Waterdruk
Voor een optimale werking moet de druk van de watertoevoer tussen 0,04 MPa en 1MPa
bedragen. De druk van de watertoevoer naar de vaatwasser wordt door een
'drukschakelaar' geregeld. Wanneer de druk van de watertoevoer bij u thuis te laag is, zal
de vultijd van de vaatwasser hierdoor toenemen of zal het apparaat niet werken.
WAARSCHUWING: Sluit de hydrant na gebruik.
Met de wateruitlaat verbinden
Breng de afvoerslang in een afvoerbuis of standpijp.
Het uiteinde van de slang moet worden gestopt in een afvoerbuis van maximaal 1000 mm
hoogte vanaf de onderkant van de vaatwasser. Het uiteinde van de slang mag niet in water
worden gedompeld om terugstroming te voorkomen.
Rond het uiteinde van de afvoerslang moet een luchtopening zijn. Zorg ervoor dat de
diameter van de standpijp minstens 40 mm bedraagt.

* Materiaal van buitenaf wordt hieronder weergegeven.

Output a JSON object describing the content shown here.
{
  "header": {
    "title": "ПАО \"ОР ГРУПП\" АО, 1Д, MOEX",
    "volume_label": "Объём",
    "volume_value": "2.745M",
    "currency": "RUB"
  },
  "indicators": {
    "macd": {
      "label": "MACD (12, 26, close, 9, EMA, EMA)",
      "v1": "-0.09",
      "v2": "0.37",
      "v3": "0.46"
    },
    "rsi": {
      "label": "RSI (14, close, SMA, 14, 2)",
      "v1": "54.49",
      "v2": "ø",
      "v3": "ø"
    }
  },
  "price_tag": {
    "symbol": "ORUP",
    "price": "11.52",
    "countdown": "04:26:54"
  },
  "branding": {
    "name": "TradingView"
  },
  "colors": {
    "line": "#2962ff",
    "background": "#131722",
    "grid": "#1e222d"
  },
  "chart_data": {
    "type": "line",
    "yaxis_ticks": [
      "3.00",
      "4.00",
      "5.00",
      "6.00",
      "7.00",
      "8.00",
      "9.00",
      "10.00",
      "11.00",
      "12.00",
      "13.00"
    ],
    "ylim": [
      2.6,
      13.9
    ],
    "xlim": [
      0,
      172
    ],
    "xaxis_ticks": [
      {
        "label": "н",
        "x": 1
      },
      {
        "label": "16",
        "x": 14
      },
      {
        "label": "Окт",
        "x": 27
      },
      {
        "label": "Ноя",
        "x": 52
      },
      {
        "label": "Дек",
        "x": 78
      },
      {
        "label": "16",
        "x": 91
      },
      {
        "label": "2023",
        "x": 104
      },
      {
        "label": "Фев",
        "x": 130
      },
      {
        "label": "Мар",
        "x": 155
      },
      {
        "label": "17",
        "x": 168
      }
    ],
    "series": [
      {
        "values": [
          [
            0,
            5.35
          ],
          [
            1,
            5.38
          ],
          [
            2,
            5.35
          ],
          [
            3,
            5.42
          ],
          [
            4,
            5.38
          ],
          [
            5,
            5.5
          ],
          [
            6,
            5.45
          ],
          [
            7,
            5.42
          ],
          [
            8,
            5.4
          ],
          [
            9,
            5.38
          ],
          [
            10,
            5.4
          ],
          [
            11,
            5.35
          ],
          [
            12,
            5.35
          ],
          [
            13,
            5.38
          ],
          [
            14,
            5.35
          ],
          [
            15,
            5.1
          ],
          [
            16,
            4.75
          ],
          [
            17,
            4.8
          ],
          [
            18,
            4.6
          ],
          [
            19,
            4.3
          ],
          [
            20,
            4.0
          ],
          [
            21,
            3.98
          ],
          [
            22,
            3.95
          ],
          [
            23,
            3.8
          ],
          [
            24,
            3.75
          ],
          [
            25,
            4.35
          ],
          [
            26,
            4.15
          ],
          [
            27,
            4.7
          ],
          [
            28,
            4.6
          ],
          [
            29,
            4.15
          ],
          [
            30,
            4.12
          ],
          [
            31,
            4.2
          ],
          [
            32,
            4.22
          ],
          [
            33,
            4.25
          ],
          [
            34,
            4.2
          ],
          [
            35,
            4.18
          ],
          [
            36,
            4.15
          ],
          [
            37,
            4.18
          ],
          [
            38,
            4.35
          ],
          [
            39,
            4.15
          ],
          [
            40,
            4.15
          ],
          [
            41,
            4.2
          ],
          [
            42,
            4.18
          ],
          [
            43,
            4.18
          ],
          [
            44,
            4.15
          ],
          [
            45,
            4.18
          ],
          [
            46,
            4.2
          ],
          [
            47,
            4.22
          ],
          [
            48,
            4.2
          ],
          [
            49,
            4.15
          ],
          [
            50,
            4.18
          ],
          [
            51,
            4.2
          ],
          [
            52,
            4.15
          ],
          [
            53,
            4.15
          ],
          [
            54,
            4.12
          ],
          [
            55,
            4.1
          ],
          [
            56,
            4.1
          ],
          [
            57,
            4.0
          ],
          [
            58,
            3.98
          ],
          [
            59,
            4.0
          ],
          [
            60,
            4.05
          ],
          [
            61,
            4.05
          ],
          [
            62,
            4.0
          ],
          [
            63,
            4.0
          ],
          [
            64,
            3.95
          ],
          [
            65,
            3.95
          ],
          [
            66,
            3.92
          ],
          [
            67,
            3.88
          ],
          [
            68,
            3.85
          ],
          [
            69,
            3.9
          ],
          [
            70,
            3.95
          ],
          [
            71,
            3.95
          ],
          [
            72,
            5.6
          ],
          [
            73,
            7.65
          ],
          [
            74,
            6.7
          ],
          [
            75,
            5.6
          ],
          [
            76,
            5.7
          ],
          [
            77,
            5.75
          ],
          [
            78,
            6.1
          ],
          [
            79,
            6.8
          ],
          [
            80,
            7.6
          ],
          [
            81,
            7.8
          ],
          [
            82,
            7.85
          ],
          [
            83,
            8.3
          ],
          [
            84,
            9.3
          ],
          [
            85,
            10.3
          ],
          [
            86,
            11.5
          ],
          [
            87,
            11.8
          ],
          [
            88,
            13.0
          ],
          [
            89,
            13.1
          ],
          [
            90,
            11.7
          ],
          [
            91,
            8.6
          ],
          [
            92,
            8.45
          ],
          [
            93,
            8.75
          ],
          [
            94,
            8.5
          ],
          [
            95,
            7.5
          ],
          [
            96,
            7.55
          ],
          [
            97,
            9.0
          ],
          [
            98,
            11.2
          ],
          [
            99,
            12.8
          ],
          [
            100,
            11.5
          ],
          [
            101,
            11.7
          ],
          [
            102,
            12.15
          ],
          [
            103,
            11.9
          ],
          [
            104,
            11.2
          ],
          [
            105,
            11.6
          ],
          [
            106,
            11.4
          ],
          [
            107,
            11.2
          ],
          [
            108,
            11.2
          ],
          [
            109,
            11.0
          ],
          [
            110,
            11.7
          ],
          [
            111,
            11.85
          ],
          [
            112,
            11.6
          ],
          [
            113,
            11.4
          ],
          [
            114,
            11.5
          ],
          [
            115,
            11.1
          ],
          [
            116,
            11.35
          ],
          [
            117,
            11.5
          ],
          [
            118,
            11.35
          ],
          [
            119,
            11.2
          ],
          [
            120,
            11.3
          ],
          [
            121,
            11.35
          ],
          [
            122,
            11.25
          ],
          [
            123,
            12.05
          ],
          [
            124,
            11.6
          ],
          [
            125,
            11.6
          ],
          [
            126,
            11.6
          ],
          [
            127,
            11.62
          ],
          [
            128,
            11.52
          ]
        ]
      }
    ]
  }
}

Als er lekken worden gedetecteerd, draai de watertoevoer onmiddellijk dicht en controleer
de slangverbindingen grondig. Indien nodig, maak de verbindingen opnieuw.
Als u het lek zelf niet kunt stoppen, raadpleeg een vakbekwame loodgieter.
Sluit de rechte aansluiting van de toevoerslang stevig aan op de
waterleiding, ervoor zorgend dat de sluitringen in beide uiteinden
van de slang goed op hun plaats zitten.